Google will invite users to try new features the company is considering adding to its Gmail service, the company said Thursday.

Credit: CNET News.com

Early this morning users have been given a selection of 13 new features in a "labs" tab in the Gmail settings page, said Keith Coleman, a Gmail product manager.

"The idea is you can do whatever you want, get it out to tens of millions of people, and get feedback," Coleman said. And popular features will be incorporated into Gmail proper.

Among the new features that are possible:

  • A quick-link tool that lets people bookmark specific Gmail messages.
  • Superstars, which lets people select custom stars to label mail.
  • The "email addict" tool that lets people lock themselves out of their email account for 15 minutes.
  • A fixed-width font option to view a message within a font whose characters are the same width — handy for some formatting challenges.
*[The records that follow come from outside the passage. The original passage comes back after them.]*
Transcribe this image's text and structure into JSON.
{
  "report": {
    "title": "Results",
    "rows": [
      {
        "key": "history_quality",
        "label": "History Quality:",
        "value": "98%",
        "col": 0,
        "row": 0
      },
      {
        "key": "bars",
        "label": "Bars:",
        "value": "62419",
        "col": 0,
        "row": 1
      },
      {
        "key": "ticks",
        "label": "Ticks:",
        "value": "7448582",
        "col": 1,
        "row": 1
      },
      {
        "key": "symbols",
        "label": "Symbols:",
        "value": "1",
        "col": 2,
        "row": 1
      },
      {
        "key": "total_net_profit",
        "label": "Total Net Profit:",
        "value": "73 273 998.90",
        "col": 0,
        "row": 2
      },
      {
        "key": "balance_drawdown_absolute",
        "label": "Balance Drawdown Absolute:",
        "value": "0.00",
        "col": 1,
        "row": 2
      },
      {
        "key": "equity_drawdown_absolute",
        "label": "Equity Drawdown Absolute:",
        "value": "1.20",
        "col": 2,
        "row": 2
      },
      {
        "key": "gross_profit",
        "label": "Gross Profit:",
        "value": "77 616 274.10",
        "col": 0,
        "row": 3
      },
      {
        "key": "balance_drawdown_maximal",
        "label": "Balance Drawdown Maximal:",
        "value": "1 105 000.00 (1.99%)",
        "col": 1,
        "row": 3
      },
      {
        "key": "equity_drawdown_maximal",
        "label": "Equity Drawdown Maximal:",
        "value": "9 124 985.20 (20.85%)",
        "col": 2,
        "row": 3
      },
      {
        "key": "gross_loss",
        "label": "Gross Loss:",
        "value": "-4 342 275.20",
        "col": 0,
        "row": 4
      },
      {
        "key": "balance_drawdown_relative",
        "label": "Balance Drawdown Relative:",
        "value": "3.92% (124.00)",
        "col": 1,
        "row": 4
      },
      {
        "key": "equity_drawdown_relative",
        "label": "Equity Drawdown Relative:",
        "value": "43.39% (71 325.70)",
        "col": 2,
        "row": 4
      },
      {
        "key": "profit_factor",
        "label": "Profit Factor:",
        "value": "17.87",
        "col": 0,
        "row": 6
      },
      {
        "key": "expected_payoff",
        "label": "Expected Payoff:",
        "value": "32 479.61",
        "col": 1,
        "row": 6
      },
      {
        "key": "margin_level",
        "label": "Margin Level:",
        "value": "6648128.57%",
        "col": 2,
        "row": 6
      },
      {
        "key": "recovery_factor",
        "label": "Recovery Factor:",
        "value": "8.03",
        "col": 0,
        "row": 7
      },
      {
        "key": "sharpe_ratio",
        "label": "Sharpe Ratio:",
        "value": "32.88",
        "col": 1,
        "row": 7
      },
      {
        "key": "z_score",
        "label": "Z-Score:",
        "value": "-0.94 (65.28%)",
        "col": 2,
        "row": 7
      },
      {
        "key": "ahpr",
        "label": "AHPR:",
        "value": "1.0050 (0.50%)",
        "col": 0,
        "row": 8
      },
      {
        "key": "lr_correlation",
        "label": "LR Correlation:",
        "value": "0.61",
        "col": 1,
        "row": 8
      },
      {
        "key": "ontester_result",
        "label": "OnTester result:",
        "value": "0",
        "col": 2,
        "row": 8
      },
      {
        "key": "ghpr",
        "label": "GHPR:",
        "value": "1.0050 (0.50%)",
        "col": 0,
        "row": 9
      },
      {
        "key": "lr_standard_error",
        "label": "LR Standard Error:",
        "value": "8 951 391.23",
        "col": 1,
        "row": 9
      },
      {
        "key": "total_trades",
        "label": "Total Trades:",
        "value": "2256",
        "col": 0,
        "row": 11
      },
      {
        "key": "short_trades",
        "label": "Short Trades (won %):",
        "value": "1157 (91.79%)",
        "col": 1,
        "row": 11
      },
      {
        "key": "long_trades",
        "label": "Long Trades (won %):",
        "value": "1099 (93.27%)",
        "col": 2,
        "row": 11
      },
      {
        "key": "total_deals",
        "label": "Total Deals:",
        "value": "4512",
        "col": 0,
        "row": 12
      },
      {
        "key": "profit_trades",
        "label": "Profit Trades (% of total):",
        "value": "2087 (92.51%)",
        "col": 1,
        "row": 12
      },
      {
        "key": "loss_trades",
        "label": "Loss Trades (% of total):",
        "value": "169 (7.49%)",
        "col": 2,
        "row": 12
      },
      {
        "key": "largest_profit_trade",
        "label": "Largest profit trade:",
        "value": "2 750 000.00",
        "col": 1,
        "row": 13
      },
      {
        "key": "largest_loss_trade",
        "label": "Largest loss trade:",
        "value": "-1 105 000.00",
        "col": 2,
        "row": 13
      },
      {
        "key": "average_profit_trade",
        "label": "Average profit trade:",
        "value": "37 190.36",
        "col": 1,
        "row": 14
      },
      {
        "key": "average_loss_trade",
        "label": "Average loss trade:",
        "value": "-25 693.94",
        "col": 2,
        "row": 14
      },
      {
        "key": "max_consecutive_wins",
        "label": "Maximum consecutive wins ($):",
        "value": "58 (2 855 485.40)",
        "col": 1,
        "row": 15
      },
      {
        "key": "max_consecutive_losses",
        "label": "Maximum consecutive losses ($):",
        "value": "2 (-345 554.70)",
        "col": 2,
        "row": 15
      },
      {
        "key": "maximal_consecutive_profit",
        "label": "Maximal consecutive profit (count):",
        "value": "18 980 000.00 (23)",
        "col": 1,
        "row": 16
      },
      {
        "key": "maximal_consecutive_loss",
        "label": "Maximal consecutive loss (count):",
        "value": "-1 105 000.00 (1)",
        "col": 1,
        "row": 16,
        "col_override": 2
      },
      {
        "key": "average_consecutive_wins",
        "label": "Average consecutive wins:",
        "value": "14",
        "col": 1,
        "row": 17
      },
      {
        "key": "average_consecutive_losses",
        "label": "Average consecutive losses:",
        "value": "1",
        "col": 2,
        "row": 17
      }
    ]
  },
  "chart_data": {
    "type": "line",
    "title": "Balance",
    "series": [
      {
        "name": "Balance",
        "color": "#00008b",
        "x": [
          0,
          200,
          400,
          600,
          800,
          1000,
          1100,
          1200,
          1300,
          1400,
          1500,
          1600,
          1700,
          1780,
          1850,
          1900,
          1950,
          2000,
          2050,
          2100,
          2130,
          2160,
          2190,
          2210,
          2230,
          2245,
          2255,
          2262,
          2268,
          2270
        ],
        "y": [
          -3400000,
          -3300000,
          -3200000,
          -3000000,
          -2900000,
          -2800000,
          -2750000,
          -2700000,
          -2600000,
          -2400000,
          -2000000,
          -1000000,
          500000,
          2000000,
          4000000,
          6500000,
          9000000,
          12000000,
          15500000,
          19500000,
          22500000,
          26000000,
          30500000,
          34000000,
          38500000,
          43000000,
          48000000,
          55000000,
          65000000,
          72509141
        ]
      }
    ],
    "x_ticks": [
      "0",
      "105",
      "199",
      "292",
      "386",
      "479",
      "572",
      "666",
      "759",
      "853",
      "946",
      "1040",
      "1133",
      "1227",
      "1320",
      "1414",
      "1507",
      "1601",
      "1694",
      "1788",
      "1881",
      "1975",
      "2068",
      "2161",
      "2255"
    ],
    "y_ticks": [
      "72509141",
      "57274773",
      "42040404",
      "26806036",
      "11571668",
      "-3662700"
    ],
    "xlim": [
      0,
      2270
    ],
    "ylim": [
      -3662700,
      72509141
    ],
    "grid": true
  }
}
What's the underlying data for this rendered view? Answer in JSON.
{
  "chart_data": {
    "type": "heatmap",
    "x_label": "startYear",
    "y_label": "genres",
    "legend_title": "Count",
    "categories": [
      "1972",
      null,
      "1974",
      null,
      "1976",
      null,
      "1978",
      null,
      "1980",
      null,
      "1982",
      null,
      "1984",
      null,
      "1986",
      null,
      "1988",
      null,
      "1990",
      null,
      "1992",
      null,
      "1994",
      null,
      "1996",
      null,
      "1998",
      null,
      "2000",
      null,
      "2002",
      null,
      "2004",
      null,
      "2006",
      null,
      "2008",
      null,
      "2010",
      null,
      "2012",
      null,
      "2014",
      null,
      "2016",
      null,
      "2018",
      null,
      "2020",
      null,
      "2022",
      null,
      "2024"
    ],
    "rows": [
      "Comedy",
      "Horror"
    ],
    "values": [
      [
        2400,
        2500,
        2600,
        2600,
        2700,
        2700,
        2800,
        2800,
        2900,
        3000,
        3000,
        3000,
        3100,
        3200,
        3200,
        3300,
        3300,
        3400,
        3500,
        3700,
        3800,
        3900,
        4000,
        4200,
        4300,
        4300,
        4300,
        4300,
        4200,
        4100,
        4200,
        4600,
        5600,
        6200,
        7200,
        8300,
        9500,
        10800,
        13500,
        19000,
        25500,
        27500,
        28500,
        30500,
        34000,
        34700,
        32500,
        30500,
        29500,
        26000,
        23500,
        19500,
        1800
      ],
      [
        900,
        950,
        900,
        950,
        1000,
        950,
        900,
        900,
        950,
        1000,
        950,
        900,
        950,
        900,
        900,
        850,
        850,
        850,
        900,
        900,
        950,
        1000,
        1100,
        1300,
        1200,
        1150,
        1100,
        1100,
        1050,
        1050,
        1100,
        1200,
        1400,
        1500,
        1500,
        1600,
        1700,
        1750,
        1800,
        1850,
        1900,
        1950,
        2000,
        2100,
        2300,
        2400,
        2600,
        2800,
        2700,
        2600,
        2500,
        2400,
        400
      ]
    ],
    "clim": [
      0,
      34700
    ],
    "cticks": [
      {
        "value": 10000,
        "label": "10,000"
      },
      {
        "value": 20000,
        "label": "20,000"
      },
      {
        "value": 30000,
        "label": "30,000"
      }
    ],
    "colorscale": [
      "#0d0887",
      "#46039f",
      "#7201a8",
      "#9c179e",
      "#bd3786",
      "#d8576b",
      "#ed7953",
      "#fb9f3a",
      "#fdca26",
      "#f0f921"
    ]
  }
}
For now at least, only Google engineers can add features. "Any engineer can code a labs feature," Coleman said. "Once the code is written and mostly working, it'll get into the next product build that goes to users" through the labs feature.

Eventually, though, the company is interested in opening the system up to outsiders if it can find a way to integrate outside code.
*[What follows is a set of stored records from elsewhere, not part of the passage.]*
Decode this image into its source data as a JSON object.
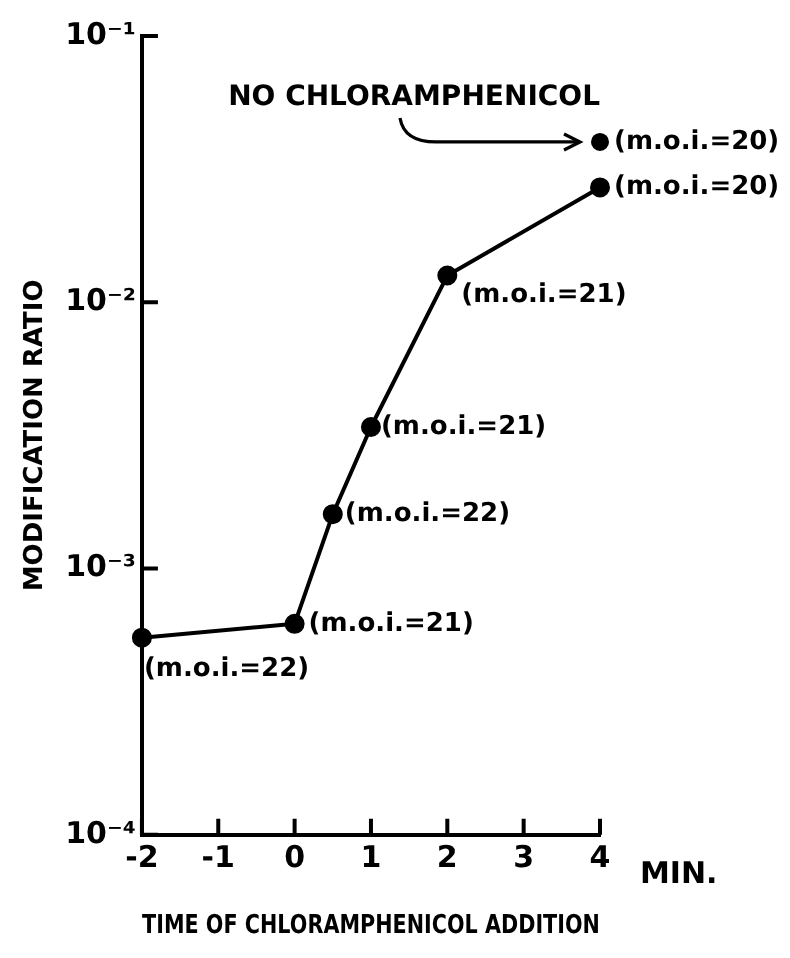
{
  "chart_data": {
    "type": "line",
    "xlabel": "TIME OF CHLORAMPHENICOL ADDITION",
    "ylabel": "MODIFICATION RATIO",
    "xlim": [
      -2,
      4
    ],
    "xticks": [
      -2,
      -1,
      0,
      1,
      2,
      3,
      4
    ],
    "ylim": [
      0.0001,
      0.1
    ],
    "yticks": [
      {
        "value": 0.0001,
        "label": "10⁻⁴"
      },
      {
        "value": 0.001,
        "label": "10⁻³"
      },
      {
        "value": 0.01,
        "label": "10⁻²"
      },
      {
        "value": 0.1,
        "label": "10⁻¹"
      }
    ],
    "log": "y",
    "grid": false,
    "legend": false,
    "marker": "circle",
    "line_style": "solid",
    "series": [
      {
        "color": "#000000",
        "x": [
          -2,
          0,
          0.5,
          1,
          2,
          4
        ],
        "values": [
          0.00055,
          0.00062,
          0.0016,
          0.0034,
          0.0126,
          0.027
        ]
      },
      {
        "type": "scatter",
        "color": "#000000",
        "x": [
          4
        ],
        "values": [
          0.04
        ]
      }
    ],
    "annotations": [
      {
        "text": "NO CHLORAMPHENICOL",
        "x": 4,
        "y": 0.04
      },
      {
        "text": "(m.o.i.=20)",
        "x": 4,
        "y": 0.04
      },
      {
        "text": "(m.o.i.=20)",
        "x": 4,
        "y": 0.027
      },
      {
        "text": "(m.o.i.=21)",
        "x": 2,
        "y": 0.0126
      },
      {
        "text": "(m.o.i.=21)",
        "x": 1,
        "y": 0.0034
      },
      {
        "text": "(m.o.i.=22)",
        "x": 0.5,
        "y": 0.0016
      },
      {
        "text": "(m.o.i.=21)",
        "x": 0,
        "y": 0.00062
      },
      {
        "text": "(m.o.i.=22)",
        "x": -2,
        "y": 0.00055
      },
      "MIN."
    ]
  }
}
"We'd like to get to a point where more people can build on this. That would require something with a different level of interface," Coleman said. "We're interested in making it possible of users and us to iterate on the product faster, so it's something we're interested in."
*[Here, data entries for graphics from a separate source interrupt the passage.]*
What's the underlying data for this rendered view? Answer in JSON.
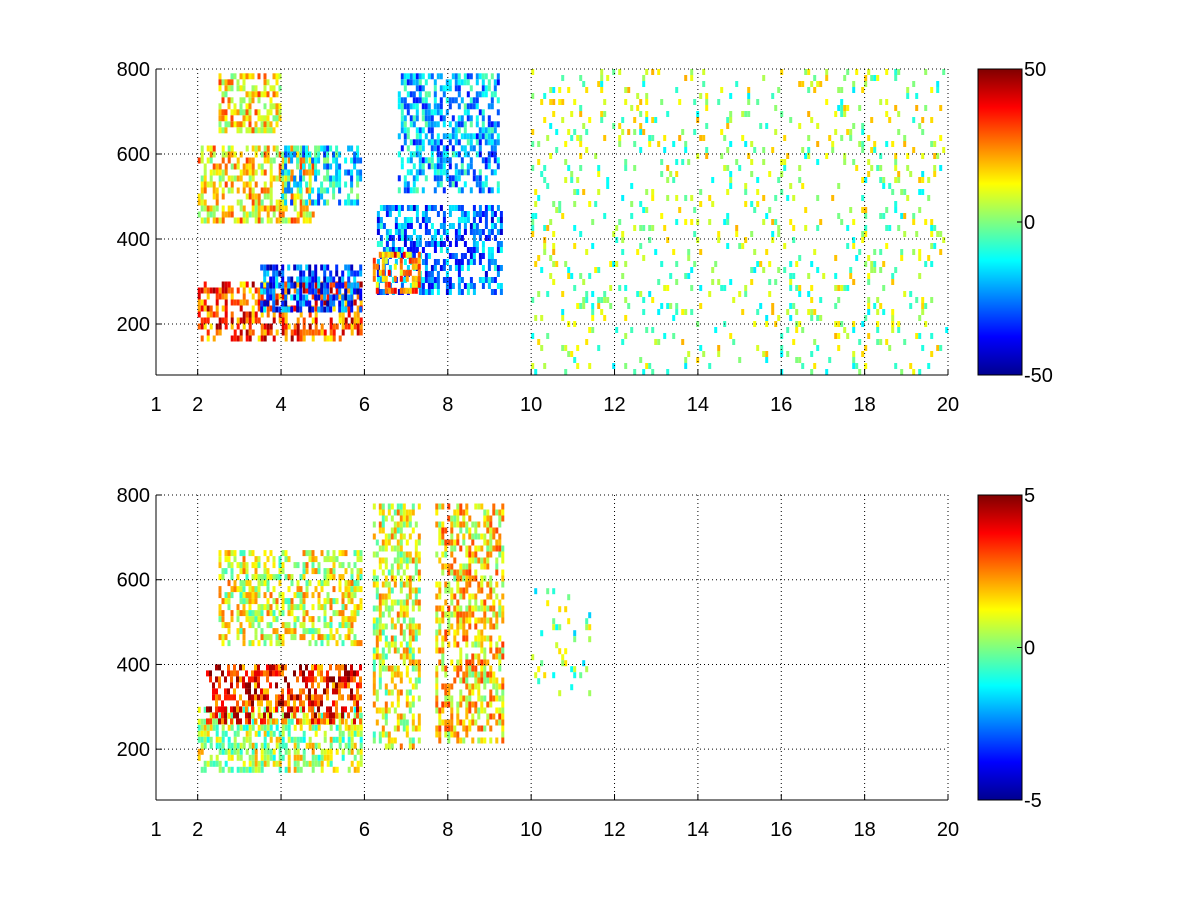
{
  "chart_data": [
    {
      "type": "heatmap",
      "title": "",
      "xlabel": "",
      "ylabel": "",
      "x_range": [
        1,
        20
      ],
      "y_range": [
        80,
        800
      ],
      "x_ticks": [
        1,
        2,
        4,
        6,
        8,
        10,
        12,
        14,
        16,
        18,
        20
      ],
      "x_tick_labels": [
        "1",
        "2",
        "4",
        "6",
        "8",
        "10",
        "12",
        "14",
        "16",
        "18",
        "20"
      ],
      "y_ticks": [
        200,
        400,
        600,
        800
      ],
      "y_tick_labels": [
        "200",
        "400",
        "600",
        "800"
      ],
      "grid": "dotted",
      "colormap": "jet",
      "colorbar": {
        "range": [
          -50,
          50
        ],
        "ticks": [
          -50,
          0,
          50
        ],
        "tick_labels": [
          "-50",
          "0",
          "50"
        ],
        "placement": "right"
      },
      "features": [
        {
          "x_range": [
            2.0,
            5.9
          ],
          "y_range": [
            170,
            300
          ],
          "value": 30
        },
        {
          "x_range": [
            3.5,
            5.9
          ],
          "y_range": [
            230,
            340
          ],
          "value": -30
        },
        {
          "x_range": [
            6.3,
            9.3
          ],
          "y_range": [
            270,
            480
          ],
          "value": -25
        },
        {
          "x_range": [
            6.2,
            7.3
          ],
          "y_range": [
            280,
            370
          ],
          "value": 25
        },
        {
          "x_range": [
            2.0,
            4.8
          ],
          "y_range": [
            450,
            620
          ],
          "value": 15
        },
        {
          "x_range": [
            4.0,
            5.9
          ],
          "y_range": [
            480,
            620
          ],
          "value": -15
        },
        {
          "x_range": [
            6.8,
            9.2
          ],
          "y_range": [
            520,
            790
          ],
          "value": -20
        },
        {
          "x_range": [
            2.5,
            4.0
          ],
          "y_range": [
            650,
            790
          ],
          "value": 15
        },
        {
          "x_range": [
            10.0,
            20.0
          ],
          "y_range": [
            80,
            800
          ],
          "value": 3
        }
      ]
    },
    {
      "type": "heatmap",
      "title": "",
      "xlabel": "",
      "ylabel": "",
      "x_range": [
        1,
        20
      ],
      "y_range": [
        80,
        800
      ],
      "x_ticks": [
        1,
        2,
        4,
        6,
        8,
        10,
        12,
        14,
        16,
        18,
        20
      ],
      "x_tick_labels": [
        "1",
        "2",
        "4",
        "6",
        "8",
        "10",
        "12",
        "14",
        "16",
        "18",
        "20"
      ],
      "y_ticks": [
        200,
        400,
        600,
        800
      ],
      "y_tick_labels": [
        "200",
        "400",
        "600",
        "800"
      ],
      "grid": "dotted",
      "colormap": "jet",
      "colorbar": {
        "range": [
          -5,
          5
        ],
        "ticks": [
          -5,
          0,
          5
        ],
        "tick_labels": [
          "-5",
          "0",
          "5"
        ],
        "placement": "right"
      },
      "features": [
        {
          "x_range": [
            2.0,
            5.9
          ],
          "y_range": [
            150,
            300
          ],
          "value": 0.5
        },
        {
          "x_range": [
            2.2,
            5.9
          ],
          "y_range": [
            260,
            400
          ],
          "value": 3.5
        },
        {
          "x_range": [
            2.5,
            5.9
          ],
          "y_range": [
            450,
            670
          ],
          "value": 1
        },
        {
          "x_range": [
            6.2,
            7.3
          ],
          "y_range": [
            200,
            780
          ],
          "value": 1
        },
        {
          "x_range": [
            7.7,
            9.3
          ],
          "y_range": [
            220,
            780
          ],
          "value": 1.5
        },
        {
          "x_range": [
            10.0,
            11.4
          ],
          "y_range": [
            330,
            580
          ],
          "value": 0
        }
      ]
    }
  ]
}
Google is trying to be open-minded with the feature additions for now.

"There are some things in here we think are probably bad ideas," Jackson said, pointing specifically to a snake game that's one of the 13 features that's amusing but probably not a great idea for mainstream deployment. "It's something we would never do."

The code behind the new features has been vetted at a basic level, but not otherwise heavily tested or screened.